Still young, bright, with a swift and nimble sense of Mexico’s law – both as stated and as practiced – and made wiser by state and federal government service, my friend, while pleased with the Marines’ bust of Treviño, instinctively sifted through the public’s seemingly  promiscuous embrace of the first significant success of the administration of President  Enrique Peña Nieto.  Much like those who know Mexico’s Zeta-led, loathsome culture of torture and mass butchery – and have little to say about this strike against the drug cartel world –  my friend harbors a number of caveats regarding the take down of Treviño. 

First, President Peña Nieto campaigned on the premise that his government would deal with Mexico’s drug wars differently than PAN’s Felipe Calderon:  He vowed to reduce the violence of the nation’s drug war.  No parading captured cartel jefes  before TV and boasting grandly of such take-downs.  No daily reports of casualties on both sides. He would put in place a quieter policy that didn’t concentrate on highly advertised “war” tactics but on quiet efficiency.  But to a priista mentality that meant pulling the plug on the wide, deep swath of U.S. aid.  Immediately after Peña Nieto was sworn in the Ministry of Interior, with its former power now restored, moved quickly.  Nearly all U.S. personnel helping locate, track and target cartel chiefs (and their henchmen) were abruptly shown the door.  Most unfortunately, said my friend, that also meant that the media, both domestic and international, was told to trim their cartel coverage.  Censorship has clearly always been a part of the the PRI’s DNA, my legal-and-history-minded friend observed.

Then, just about 3:45 a.m. Monday, a Mexican Marine unit that included a Blackhawk helicopter stopped a pickup traveling along the Mexican side of the U.S. border near Nuevo Laredo.  In it was the kingpin of the most feared of all the drug cartels, Treviño Morales, his accountant and a bodyguard.  The Marines also found eight weapons, some 500 rounds of ammunition, and two million dollars in cash.  The money Treviño was carrying was to bribe authorities if he were stopped and detention threatened. His photograph, handed out by the Marines, seemed to be everywhere.

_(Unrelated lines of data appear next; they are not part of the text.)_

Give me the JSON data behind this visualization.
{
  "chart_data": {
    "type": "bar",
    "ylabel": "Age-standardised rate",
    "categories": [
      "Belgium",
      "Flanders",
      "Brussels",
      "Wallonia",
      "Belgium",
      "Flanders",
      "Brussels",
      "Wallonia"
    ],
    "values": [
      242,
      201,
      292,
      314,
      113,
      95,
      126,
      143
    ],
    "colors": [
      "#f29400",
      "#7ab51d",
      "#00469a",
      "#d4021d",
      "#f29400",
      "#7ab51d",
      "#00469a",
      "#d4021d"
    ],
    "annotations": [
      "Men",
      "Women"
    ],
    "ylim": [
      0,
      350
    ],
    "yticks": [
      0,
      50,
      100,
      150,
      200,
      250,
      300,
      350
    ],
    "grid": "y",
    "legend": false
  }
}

After the showy “We don’t need the gringo’s help” display, drug war deaths began to spike.  “Unrest” grew in Michoacan, and Peña Nieto sent in the military, just as his predecessor had.  The difference has been that the result is generally unknown.  Apparently, in the name of “calmness,” transparency disappeared.

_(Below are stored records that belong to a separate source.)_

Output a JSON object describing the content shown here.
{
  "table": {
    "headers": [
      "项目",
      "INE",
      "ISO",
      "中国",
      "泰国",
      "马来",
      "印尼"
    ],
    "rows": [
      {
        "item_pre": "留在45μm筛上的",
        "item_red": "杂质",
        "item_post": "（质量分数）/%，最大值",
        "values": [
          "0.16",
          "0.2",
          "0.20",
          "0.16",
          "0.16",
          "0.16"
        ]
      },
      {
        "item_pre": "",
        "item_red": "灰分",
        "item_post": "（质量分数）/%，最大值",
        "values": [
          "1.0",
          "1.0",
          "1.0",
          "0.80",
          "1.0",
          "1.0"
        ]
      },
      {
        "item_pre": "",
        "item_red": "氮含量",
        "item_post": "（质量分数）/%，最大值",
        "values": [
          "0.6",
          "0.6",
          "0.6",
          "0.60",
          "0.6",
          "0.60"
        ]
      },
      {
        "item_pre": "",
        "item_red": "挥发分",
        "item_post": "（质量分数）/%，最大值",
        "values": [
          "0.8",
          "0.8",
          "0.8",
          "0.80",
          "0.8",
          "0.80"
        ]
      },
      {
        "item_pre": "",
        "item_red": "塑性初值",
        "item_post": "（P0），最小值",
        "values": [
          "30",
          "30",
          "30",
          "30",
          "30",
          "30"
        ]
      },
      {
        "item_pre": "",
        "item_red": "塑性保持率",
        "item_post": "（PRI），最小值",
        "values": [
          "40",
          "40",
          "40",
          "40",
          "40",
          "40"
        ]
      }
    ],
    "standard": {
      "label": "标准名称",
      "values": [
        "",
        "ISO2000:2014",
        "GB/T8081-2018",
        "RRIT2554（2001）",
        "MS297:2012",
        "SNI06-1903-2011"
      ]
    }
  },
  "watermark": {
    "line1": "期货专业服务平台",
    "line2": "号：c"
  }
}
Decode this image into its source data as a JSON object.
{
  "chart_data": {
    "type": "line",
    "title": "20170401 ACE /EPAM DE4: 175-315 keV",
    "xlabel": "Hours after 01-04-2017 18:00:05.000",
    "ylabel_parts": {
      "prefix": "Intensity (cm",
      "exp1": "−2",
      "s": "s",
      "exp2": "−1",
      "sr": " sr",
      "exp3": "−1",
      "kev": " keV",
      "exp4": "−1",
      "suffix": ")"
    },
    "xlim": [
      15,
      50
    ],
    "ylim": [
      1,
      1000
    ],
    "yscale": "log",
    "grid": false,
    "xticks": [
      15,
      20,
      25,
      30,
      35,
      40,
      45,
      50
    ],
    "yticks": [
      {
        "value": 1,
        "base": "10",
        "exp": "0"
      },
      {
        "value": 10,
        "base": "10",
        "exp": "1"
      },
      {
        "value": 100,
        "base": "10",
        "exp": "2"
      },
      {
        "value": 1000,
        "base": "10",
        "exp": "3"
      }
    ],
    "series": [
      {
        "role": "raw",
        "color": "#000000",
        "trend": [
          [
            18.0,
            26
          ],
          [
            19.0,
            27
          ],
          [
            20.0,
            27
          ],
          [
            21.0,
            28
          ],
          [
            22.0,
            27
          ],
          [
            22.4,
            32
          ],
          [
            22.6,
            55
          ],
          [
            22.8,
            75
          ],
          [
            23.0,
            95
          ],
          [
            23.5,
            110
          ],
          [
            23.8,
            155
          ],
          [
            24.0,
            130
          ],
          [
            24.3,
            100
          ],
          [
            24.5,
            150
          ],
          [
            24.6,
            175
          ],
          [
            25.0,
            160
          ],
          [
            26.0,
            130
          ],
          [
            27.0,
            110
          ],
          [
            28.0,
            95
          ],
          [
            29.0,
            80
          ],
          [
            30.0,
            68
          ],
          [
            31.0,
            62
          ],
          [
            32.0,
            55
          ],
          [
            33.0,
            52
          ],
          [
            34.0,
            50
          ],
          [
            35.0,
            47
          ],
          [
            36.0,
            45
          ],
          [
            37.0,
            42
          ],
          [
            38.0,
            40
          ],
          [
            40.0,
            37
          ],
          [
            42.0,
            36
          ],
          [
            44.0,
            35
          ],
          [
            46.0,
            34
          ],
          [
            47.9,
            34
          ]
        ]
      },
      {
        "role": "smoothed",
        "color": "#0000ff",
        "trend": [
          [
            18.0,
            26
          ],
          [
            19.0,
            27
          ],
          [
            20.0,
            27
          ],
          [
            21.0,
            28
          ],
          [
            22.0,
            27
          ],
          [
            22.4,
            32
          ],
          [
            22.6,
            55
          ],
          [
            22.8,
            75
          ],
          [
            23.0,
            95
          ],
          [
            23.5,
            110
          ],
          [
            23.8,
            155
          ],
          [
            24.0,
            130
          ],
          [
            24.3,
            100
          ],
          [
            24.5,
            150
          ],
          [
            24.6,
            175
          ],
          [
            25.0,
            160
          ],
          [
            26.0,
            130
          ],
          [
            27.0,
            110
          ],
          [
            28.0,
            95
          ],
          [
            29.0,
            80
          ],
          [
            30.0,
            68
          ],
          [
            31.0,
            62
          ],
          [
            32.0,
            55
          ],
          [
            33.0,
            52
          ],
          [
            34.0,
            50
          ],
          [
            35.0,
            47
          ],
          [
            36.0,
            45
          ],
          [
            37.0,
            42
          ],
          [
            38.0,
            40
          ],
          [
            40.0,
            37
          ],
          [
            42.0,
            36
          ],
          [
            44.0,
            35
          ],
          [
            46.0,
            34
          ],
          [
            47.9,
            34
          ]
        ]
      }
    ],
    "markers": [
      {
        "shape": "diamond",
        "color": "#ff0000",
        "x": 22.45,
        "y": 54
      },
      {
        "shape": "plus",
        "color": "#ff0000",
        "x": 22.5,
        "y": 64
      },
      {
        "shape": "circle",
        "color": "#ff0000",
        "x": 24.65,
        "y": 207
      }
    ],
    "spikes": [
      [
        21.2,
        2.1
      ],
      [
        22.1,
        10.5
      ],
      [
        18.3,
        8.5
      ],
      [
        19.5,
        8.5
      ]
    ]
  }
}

Reports from Nuevo Laredo are simple: “We are waiting.”  Locals there believe there will be a violent response to the take-down of Treviño, actually a number of them.  This typically occurs when a leadership struggle seems to appear.  In this case, it probably will as Treviño’s brother, Omar, settles in as Jefe Nuevo, or ”Z-41”.  But others will joust lethally as they test the strength of the “new” Zetas. 

“How organized crime responds to a blow like this has nothing to do with the government narrative of good guys against bad guys,” says Mexico City-based Laura Carlsen, an analyst for the Americas Program of the Center for International Policy. “It causes a shake up and resettling that can reduce violence in some places where another cartel achieves undisputed control, and produces violence in places where turf wars flare up.  It causes corrupt government forces to realign and often participate actively in the turf wars.  It does not, however, lead to the elimination of drug trafficking or organized crime.”

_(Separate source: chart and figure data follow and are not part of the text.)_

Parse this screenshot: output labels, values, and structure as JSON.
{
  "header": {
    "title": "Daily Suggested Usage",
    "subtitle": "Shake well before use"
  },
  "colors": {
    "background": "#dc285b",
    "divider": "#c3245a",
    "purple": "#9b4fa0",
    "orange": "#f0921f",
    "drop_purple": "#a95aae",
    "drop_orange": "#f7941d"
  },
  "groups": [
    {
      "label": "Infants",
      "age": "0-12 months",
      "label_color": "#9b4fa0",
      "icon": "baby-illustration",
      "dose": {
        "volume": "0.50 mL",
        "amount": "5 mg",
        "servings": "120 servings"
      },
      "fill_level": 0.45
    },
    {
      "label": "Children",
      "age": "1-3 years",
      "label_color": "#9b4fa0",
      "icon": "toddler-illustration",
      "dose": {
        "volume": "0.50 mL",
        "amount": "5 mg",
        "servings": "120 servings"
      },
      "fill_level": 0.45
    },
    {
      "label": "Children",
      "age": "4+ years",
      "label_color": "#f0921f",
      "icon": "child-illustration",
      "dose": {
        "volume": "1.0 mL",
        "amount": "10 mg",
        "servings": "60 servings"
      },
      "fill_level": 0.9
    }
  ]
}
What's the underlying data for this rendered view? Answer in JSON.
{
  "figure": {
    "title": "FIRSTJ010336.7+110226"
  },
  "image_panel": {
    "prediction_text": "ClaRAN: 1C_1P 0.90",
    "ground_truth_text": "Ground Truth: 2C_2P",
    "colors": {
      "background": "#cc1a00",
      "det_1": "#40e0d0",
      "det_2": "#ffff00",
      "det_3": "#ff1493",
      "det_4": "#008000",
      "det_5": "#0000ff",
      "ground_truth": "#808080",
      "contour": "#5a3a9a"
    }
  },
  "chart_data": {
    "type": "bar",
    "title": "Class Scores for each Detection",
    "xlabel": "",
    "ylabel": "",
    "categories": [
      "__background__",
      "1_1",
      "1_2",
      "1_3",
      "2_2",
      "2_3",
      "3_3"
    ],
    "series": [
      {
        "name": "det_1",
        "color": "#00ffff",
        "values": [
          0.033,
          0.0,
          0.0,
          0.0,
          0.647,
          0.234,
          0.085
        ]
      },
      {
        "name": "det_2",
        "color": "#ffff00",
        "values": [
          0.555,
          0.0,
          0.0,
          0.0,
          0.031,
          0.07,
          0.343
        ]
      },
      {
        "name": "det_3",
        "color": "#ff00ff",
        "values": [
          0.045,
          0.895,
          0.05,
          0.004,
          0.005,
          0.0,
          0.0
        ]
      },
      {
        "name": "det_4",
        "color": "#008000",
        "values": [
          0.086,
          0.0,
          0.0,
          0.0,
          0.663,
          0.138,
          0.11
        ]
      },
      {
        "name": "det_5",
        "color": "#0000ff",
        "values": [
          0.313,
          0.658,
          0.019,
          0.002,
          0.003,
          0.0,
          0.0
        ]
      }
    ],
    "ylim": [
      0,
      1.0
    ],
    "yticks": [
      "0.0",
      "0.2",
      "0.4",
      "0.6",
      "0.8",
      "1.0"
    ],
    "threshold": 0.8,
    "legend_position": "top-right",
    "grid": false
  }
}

Like many Mexicans, Carlsen contends that while “in some cases a specific cartel could be fragmented or even knocked out of this lethal competition, with some 38 billion dollars in tax-free income at stake, as it is in the sale of prohibited drugs to the United States, people will find a way to keep up the business.”  This knowledge is not new, but the present re-emphasis on it may prompt the United States and Mexico to coordinate their anti-cartel efforts, combine the “lessons learned” from the seven years of this Republic’s war on drugs to replicate July 15’s success.  The constant trimming of the most vicious cartels’ ability to wage mayhem, to operate as freely as they have up to this point, should aid in giving these two nations the series of perhaps small, but consistent victories they both seek and badly need.